Searches for more formal online education are also on the rise. According to LinkedIn Data, searches for “online courses” are up 225% in March. Additionally, searches for “online learning” increased 113%, and “online education” was up 46%.

Ensure content clearly articulates your offerings, demonstrates the expertise and thought leadership of your faculty, and answers key questions and concerns that prospective students may be having in these times.

3. Confirm

Invest in marketing, if at all possible, because our audience is still responding to marketing messages. Adtaxi data shows that American consumers are still drawn to purchases that make them feel comfortable, healthy, relaxed, or safe and secure.

Through content and messaging, we have an opportunity to prove that we’re a trusted source.

Confirm value and detail changes in updated messaging that focus on:

  • Services: Confirm availability, hours, access, and any other basic details about your products, tools, locations and offerings.
  • Deadlines: Confirm the static or updated deadline for applications, testing, paperwork, payments, and other time-sensitive tasks.
  • Contact: Specify clear contact points for questions and next steps for anyone needing additional support.

Reassure and build trust by checking content for:

  • Transparency: Clearly explain decisions and choices so your audience feels confident they have all relevant information and full understanding.
  • Citations: Cite reliable sources in your content, hyperlink to sources you cite, and make clear where any data or information is being pulled from.
  • Experts: Use outside experts and sources to objectively validate and confirm claims and recommendations.

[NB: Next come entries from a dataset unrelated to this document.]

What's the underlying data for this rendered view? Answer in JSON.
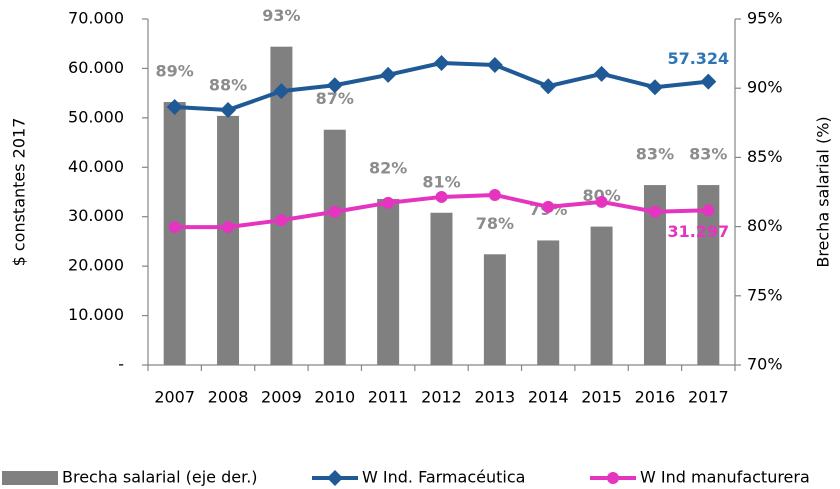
{
  "chart_data": {
    "type": "bar-line",
    "ylabel": "$ constantes  2017",
    "y2label": "Brecha salarial (%)",
    "categories": [
      "2007",
      "2008",
      "2009",
      "2010",
      "2011",
      "2012",
      "2013",
      "2014",
      "2015",
      "2016",
      "2017"
    ],
    "ylim": [
      0,
      70000
    ],
    "yticks": [
      {
        "value": 0,
        "label": "-"
      },
      {
        "value": 10000,
        "label": "10.000"
      },
      {
        "value": 20000,
        "label": "20.000"
      },
      {
        "value": 30000,
        "label": "30.000"
      },
      {
        "value": 40000,
        "label": "40.000"
      },
      {
        "value": 50000,
        "label": "50.000"
      },
      {
        "value": 60000,
        "label": "60.000"
      },
      {
        "value": 70000,
        "label": "70.000"
      }
    ],
    "y2lim": [
      70,
      95
    ],
    "y2ticks": [
      {
        "value": 70,
        "label": "70%"
      },
      {
        "value": 75,
        "label": "75%"
      },
      {
        "value": 80,
        "label": "80%"
      },
      {
        "value": 85,
        "label": "85%"
      },
      {
        "value": 90,
        "label": "90%"
      },
      {
        "value": 95,
        "label": "95%"
      }
    ],
    "grid": false,
    "series": [
      {
        "name": "Brecha salarial (eje der.)",
        "type": "bar",
        "axis": "y2",
        "color": "#808080",
        "values": [
          89,
          88,
          93,
          87,
          82,
          81,
          78,
          79,
          80,
          83,
          83
        ],
        "value_labels": [
          "89%",
          "88%",
          "93%",
          "87%",
          "82%",
          "81%",
          "78%",
          "79%",
          "80%",
          "83%",
          "83%"
        ]
      },
      {
        "name": "W Ind. Farmacéutica",
        "type": "line",
        "color": "#1f5a96",
        "label_color": "#2e75b6",
        "values": [
          52200,
          51600,
          55400,
          56600,
          58700,
          61100,
          60700,
          56400,
          58900,
          56200,
          57324
        ],
        "value_labels": [
          null,
          null,
          null,
          null,
          null,
          null,
          null,
          null,
          null,
          null,
          "57.324"
        ]
      },
      {
        "name": "W Ind manufacturera",
        "type": "line",
        "color": "#e535c0",
        "label_color": "#e535c0",
        "values": [
          27900,
          27900,
          29300,
          31000,
          32800,
          34000,
          34400,
          32000,
          33000,
          31000,
          31297
        ],
        "value_labels": [
          null,
          null,
          null,
          null,
          null,
          null,
          null,
          null,
          null,
          null,
          "31.297"
        ]
      }
    ]
  }
}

Audiences also judge content based on the way they receive it and the platform where they view it. Be platform specific in your messaging. Invest your marketing dollars in places your target audience not only spends time but also trusts. (LinkedIn, for instance, ranked as the most trusted social platform for the 3rd year running , according to a 2019 Business Insider Intelligence Annual Digital Trust Report

4. Deliver

Meet your audience where they are—both psychologically and technologically. As part of adjusting your content strategy, consider whether it may be helpful to shift your usage of various content formats and channels. Now is the time to lean into live and pre-recorded video content, if you are able, and haven’t taken that leap.

Advantages of video:

  • Fewer workplace barriers: Working from home means they may have better time availability and fewer distractions for watching a video, depending on their living situation.
  • Connection: Video can help connect and build a personal feeling in a time where face-to-face communication is lacking.
  • Engagement: LinkedIn data shows that Live videos on LinkedIn drive 7x more reactions and 24x more comments than native videos.

5. Empathize

Spend time truly putting yourself in the shoes of your audience. For many, this has been an incredibly challenging time.

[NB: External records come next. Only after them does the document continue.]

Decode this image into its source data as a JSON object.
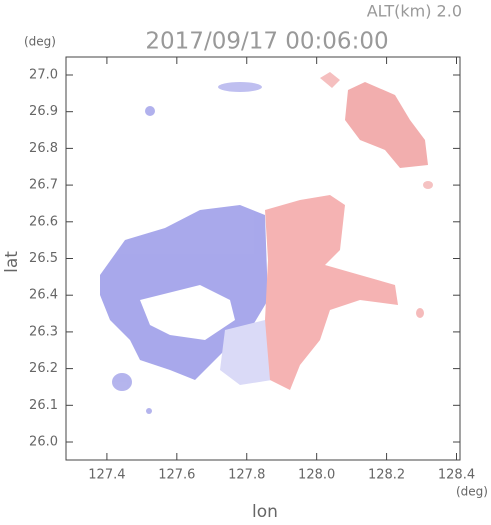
{
  "chart_data": {
    "type": "radar-field",
    "title": "2017/09/17 00:06:00",
    "subtitle": "ALT(km) 2.0",
    "x_label": "lon",
    "y_label": "lat",
    "x_unit": "(deg)",
    "y_unit": "(deg)",
    "xlim": [
      127.283,
      128.41
    ],
    "ylim": [
      25.951,
      27.049
    ],
    "xticks": [
      127.4,
      127.6,
      127.8,
      {
        "value": 128,
        "label": "128.0"
      },
      128.2,
      128.4
    ],
    "yticks": [
      {
        "value": 26,
        "label": "26.0"
      },
      26.1,
      26.2,
      26.3,
      26.4,
      26.5,
      26.6,
      26.7,
      26.8,
      26.9,
      {
        "value": 27,
        "label": "27.0"
      }
    ]
  }
}
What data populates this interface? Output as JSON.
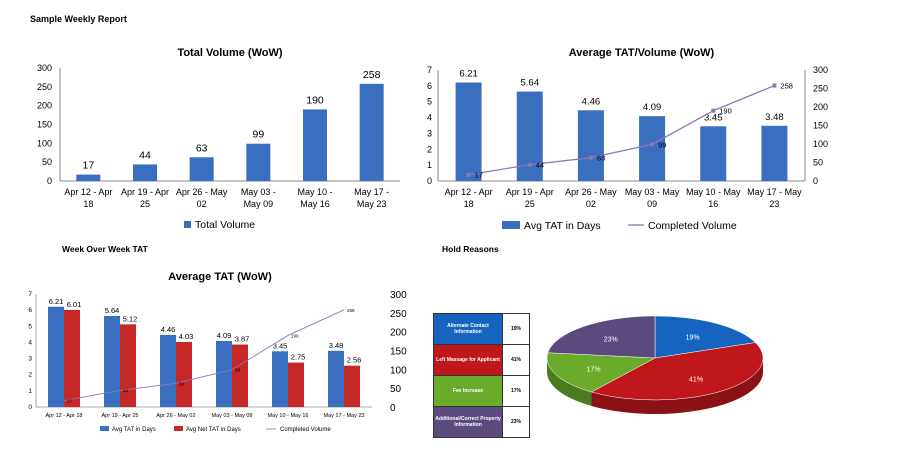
{
  "report": {
    "title": "Sample Weekly Report",
    "wow_section": "Week Over Week TAT",
    "hold_section": "Hold Reasons"
  },
  "colors": {
    "blue": "#3a6fbf",
    "red": "#c62828",
    "purple": "#8a78b8"
  },
  "chart_data": [
    {
      "id": "total_volume",
      "type": "bar",
      "title": "Total Volume (WoW)",
      "categories": [
        "Apr 12 - Apr 18",
        "Apr 19 - Apr 25",
        "Apr 26 - May 02",
        "May 03 - May 09",
        "May 10 - May 16",
        "May 17 - May 23"
      ],
      "category_lines": [
        [
          "Apr 12 - Apr",
          "18"
        ],
        [
          "Apr 19 - Apr",
          "25"
        ],
        [
          "Apr 26 - May",
          "02"
        ],
        [
          "May 03 -",
          "May 09"
        ],
        [
          "May 10 -",
          "May 16"
        ],
        [
          "May 17 -",
          "May 23"
        ]
      ],
      "series": [
        {
          "name": "Total Volume",
          "values": [
            17,
            44,
            63,
            99,
            190,
            258
          ]
        }
      ],
      "ylim": [
        0,
        300
      ],
      "yticks": [
        0,
        50,
        100,
        150,
        200,
        250,
        300
      ],
      "legend": "bottom"
    },
    {
      "id": "avg_tat_volume",
      "type": "bar",
      "title": "Average TAT/Volume (WoW)",
      "categories": [
        "Apr 12 - Apr 18",
        "Apr 19 - Apr 25",
        "Apr 26 - May 02",
        "May 03 - May 09",
        "May 10 - May 16",
        "May 17 - May 23"
      ],
      "category_lines": [
        [
          "Apr 12 - Apr",
          "18"
        ],
        [
          "Apr 19 - Apr",
          "25"
        ],
        [
          "Apr 26 - May",
          "02"
        ],
        [
          "May 03 - May",
          "09"
        ],
        [
          "May 10 - May",
          "16"
        ],
        [
          "May 17 - May",
          "23"
        ]
      ],
      "series": [
        {
          "name": "Avg TAT in Days",
          "type": "bar",
          "axis": "left",
          "values": [
            6.21,
            5.64,
            4.46,
            4.09,
            3.45,
            3.48
          ]
        },
        {
          "name": "Completed Volume",
          "type": "line",
          "axis": "right",
          "values": [
            17,
            44,
            63,
            99,
            190,
            258
          ]
        }
      ],
      "ylim": [
        0,
        7
      ],
      "yticks": [
        0,
        1,
        2,
        3,
        4,
        5,
        6,
        7
      ],
      "y2lim": [
        0,
        300
      ],
      "y2ticks": [
        0,
        50,
        100,
        150,
        200,
        250,
        300
      ],
      "legend": "bottom"
    },
    {
      "id": "average_tat",
      "type": "bar",
      "title": "Average TAT (WoW)",
      "categories": [
        "Apr 12 - Apr 18",
        "Apr 19 - Apr 25",
        "Apr 26 - May 02",
        "May 03 - May 09",
        "May 10 - May 16",
        "May 17 - May 23"
      ],
      "series": [
        {
          "name": "Avg TAT in Days",
          "type": "bar",
          "axis": "left",
          "values": [
            6.21,
            5.64,
            4.46,
            4.09,
            3.45,
            3.48
          ]
        },
        {
          "name": "Avg Net TAT in Days",
          "type": "bar",
          "axis": "left",
          "values": [
            6.01,
            5.12,
            4.03,
            3.87,
            2.75,
            2.56
          ]
        },
        {
          "name": "Completed Volume",
          "type": "line",
          "axis": "right",
          "values": [
            17,
            44,
            63,
            99,
            190,
            258
          ]
        }
      ],
      "ylim": [
        0,
        7
      ],
      "yticks": [
        0,
        1,
        2,
        3,
        4,
        5,
        6,
        7
      ],
      "y2lim": [
        0,
        300
      ],
      "y2ticks": [
        0,
        50,
        100,
        150,
        200,
        250,
        300
      ],
      "legend": "bottom"
    },
    {
      "id": "hold_reasons",
      "type": "pie",
      "labels": [
        "Alternate Contact Information",
        "Left Massage for Applicant",
        "Fee Increase",
        "Additional/Correct Property Information"
      ],
      "values": [
        19,
        41,
        17,
        23
      ],
      "value_labels": [
        "19%",
        "41%",
        "17%",
        "23%"
      ],
      "colors": [
        "#1565c0",
        "#c0171c",
        "#6aab2b",
        "#5b4a7e"
      ],
      "legend": "left"
    }
  ]
}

Actively listen to pain points, complaints and concerns students and potential students express. Create content to acknowledge concerns, such as the potential need for alternative timelines, balancing childcare, adjusting to working from home, and dealing with health, emotional, and financial struggles.

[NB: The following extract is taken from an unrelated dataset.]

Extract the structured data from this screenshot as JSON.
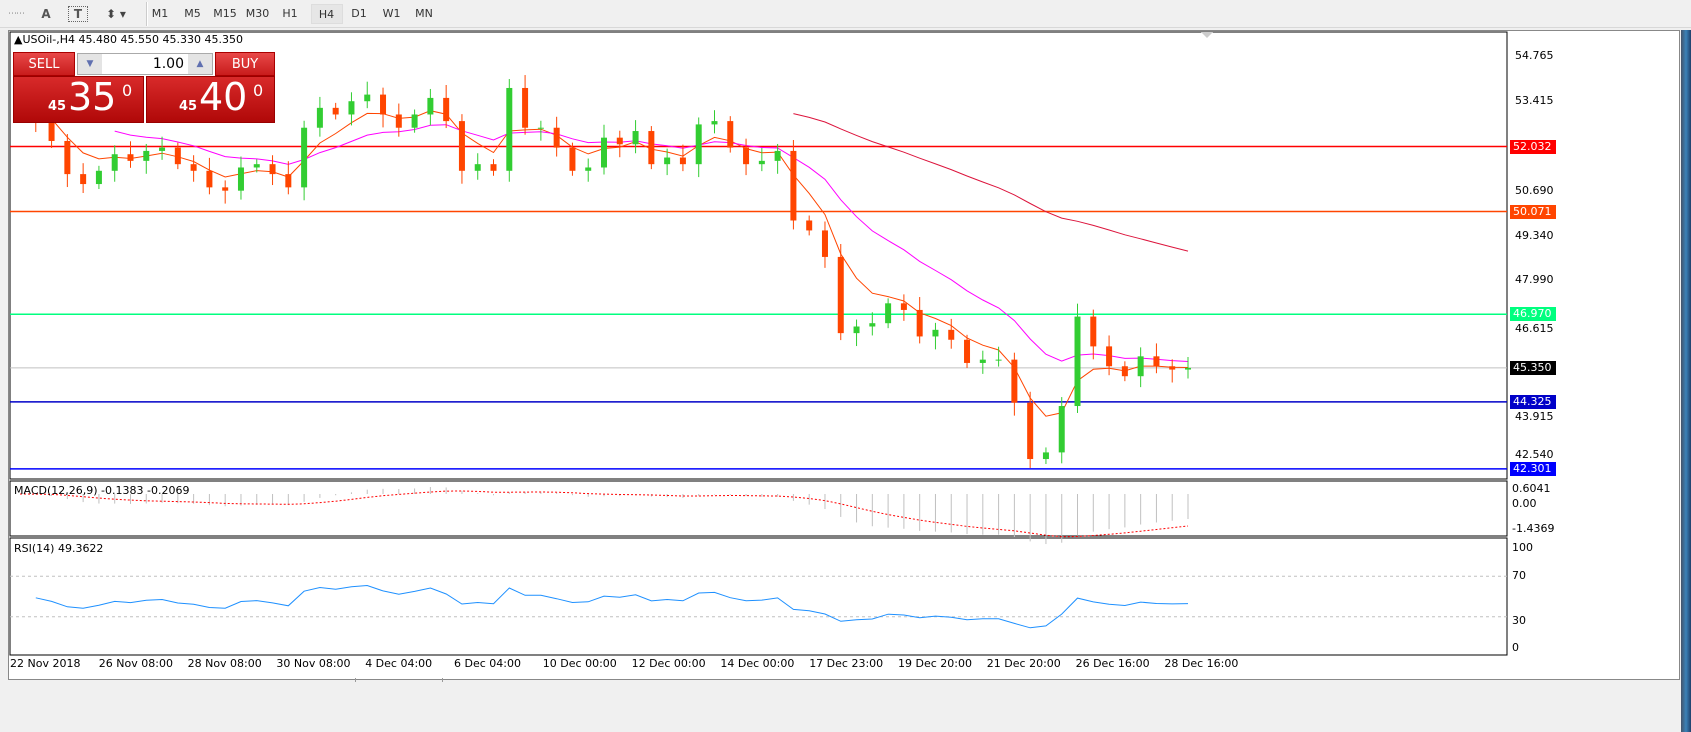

It’s also especially important to humanize your content. Include real people (instead of hypotheticals) as often as possible. Consider content such testimonials, featured alumni contributors, and interviews. According to the 2019 Edelman Trust Barometer Special Report, relatability is twice as important as popularity, meaning that consumers prefer endorsements from those they see as peers above celebrity endorsements. Your audience needs to see themselves— or people like themselves—in your content for it to resonate with them.

Resist pressing pause on messaging or ignoring the current challenges.  Messaging needs to adapt to help your audience understand what you’re offering and how it relates to them now.  These five tips for content can help weather the storm, stay relevant amidst change and create deep, long-term relationships that carry on beyond the current reality.